26.03.2015

Her mit den kleinen Italienerinnen


Zwei Freunde. Zwei luftgekühlte italienische V2. Was könnte es schöneres geben? Nun, vielleicht etwas mehr Zeit zusammen als nur eine Dreiviertelstunde. Immerhin konnte ich sie nun einmal fahren, die Ducati Scrambler, und sie mit der Moto Guzzi V7 von Kollege Gernot vergleichen. Wer diese kleine Seite hier kennt, der weiß ja, dass früher oder später jedes sog. Retrobike hier auftaucht.
Nun also die Srambler. Nach der hirnerweichenden Marketinginszenierung, mit der sie im letzten Jahr auf der Intermot vorgestellt wurde, hatte ich kurzzeitig gar keine richtige Lust auf sie - aber wirklich nur kurz. Denn sie sieht ja wirklich hinreißend aus und hat alle Zutaten, die (m)ein Motorad haben sollte: einen Zweizylinder mit um die 75 PS, eine schlanke, klassische Form und eine bequeme Sitzposition. Auch haben sich die Ducati-Leute sehr viel Mühe gegeben, dem Motor gerade soviel Ruppigkeit zu nehmen, dass er nicht mehr nervt, ohne aber seinen Charakter zu stark zu verwässern. Und so lässt sich die Maschine problemlos auch mit wenig Gas anfahren und der höchste Gang ist auch bei Landstraßentempo nutzbar. Gleichzeitig hat sich der Kühlrippler sein wunderbar perlendes Hochdrehen bewahrt, diese eigentlich unvereinbare Mischung aus scheinbarer Schwere- und Reibungslosigkeit bei gleichzeitig spürbarer metallischer Präsenz, die so eben nur der Zweiventiler von Ducati aufweist. Ein fantastischer Motor.

Was soll denn bitte dieser Reifen?
Aber ich wäre ja nicht ich, wenn ich nicht etwas zu meckern hätte. Vollkommen unmöglich finde ich die beknackte Reifenkombination mit dem schlanken 110er vorn und dem 180er hinten. Die fette Walze passt vielleicht in eine Reiseenduro, aber doch nicht in einem zierlichen Scrambler! Mir will auch bei langem Nachdenken kein einziger Grund einfallen, der FÜR diesen Reifen spricht. Schade, hier hat die italienische Geschmackspolizei versagt (genau wie damals bei der GT 1000, die hatte die gleiche unpassende Dimension). Und wo ist der Hauptständer?
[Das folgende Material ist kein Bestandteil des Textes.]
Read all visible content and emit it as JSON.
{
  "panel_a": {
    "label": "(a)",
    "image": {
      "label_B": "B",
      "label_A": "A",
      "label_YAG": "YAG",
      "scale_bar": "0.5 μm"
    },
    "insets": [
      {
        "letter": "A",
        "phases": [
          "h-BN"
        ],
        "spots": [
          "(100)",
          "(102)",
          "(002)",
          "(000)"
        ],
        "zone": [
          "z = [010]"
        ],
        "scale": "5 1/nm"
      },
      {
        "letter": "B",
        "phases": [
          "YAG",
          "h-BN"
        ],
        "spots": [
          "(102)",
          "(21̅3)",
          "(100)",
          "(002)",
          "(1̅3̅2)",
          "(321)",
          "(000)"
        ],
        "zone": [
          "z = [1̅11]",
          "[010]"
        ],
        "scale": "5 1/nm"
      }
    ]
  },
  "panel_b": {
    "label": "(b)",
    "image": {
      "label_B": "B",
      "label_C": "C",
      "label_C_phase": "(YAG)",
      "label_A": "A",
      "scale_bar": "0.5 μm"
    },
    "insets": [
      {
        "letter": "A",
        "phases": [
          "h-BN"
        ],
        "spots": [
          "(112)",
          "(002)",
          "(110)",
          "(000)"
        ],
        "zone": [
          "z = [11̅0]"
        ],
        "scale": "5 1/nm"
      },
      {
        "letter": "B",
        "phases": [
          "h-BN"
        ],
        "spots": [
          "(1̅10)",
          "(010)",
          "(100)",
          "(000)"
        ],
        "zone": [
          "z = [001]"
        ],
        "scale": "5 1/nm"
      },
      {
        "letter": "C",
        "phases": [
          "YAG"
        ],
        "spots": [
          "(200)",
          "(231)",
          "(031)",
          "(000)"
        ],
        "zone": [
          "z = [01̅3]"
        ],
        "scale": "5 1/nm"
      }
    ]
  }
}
Na gut, lassen wir das.
Insgesamt harmonischer und geschmackssicherer gestaltet als die Scrambler ist die Moto Guzzi V7. Trotz vergleichbarer Eckdaten ist das Fahrerlebnis mit ihr vollkommen anders, und das nicht nur wegen ihrer deutlich geringeren Leistung (48 statt 75 PS). Während die Duc ein durch und durch modernes Bike ist und sich auch so fährt, merkt man der Guzzi ihre lange Geschichte jederzeit an. Prinzipiell ist sie eben immer noch die alte V35/50 von Ende der Siebziger.

Auch die kleinste Guzzi ist ein Baumstamm
In einem früheren Beitrag hatte ich einmal die Guzzi Le Mans als Baumstamm mit Stummellenkern bezeichnet, und ein klein wenig von diesem hölzernen Fahrverhalten hat auch die V7. Obwohl sie ja sehr leicht ist (um die 200 Kilo, kaum mehr als die Ducati), fühlt sie sich viel stoischer an als andere Maschinen in dieser Gewichtsklasse. Der Motor klingt besser als der der Duc und schnuffelt mit seiner schweren Schwungmasse so herrlich oldtimerhaft um kleinste Ecken, fühlt sich aber im mittleren Drehzahlbereich immer merkwürdig gehemmt an. Ich wäre zwar der letzte, der einer 48-PS-Maschine Schwachbrüstigkeit vorwerfen würde, aber irgendwie habe ich das Gefühl, dass die 750er hinter ihren Möglichkeiten zurückbleibt.
Mit den heute anscheinend unvermeidlichen 17-Zoll-Rädern ist sie außerdem zu niedrig und wirkt um das Hinterrad herum irgendwie zugebaut. Etwas längere Federbeine und 18-Zoll-Räder könnten sie luftiger und eleganter wirken lassen - aber ich glaube, ich bin schon wieder beim Meckern.
Lassen wir es dabei: Es war eine wunderbare Dreiviertelstunde mit den beiden hübschen Italienerinnen im Odenwald. Werde ich wohl eine von ihnen wiedersehen?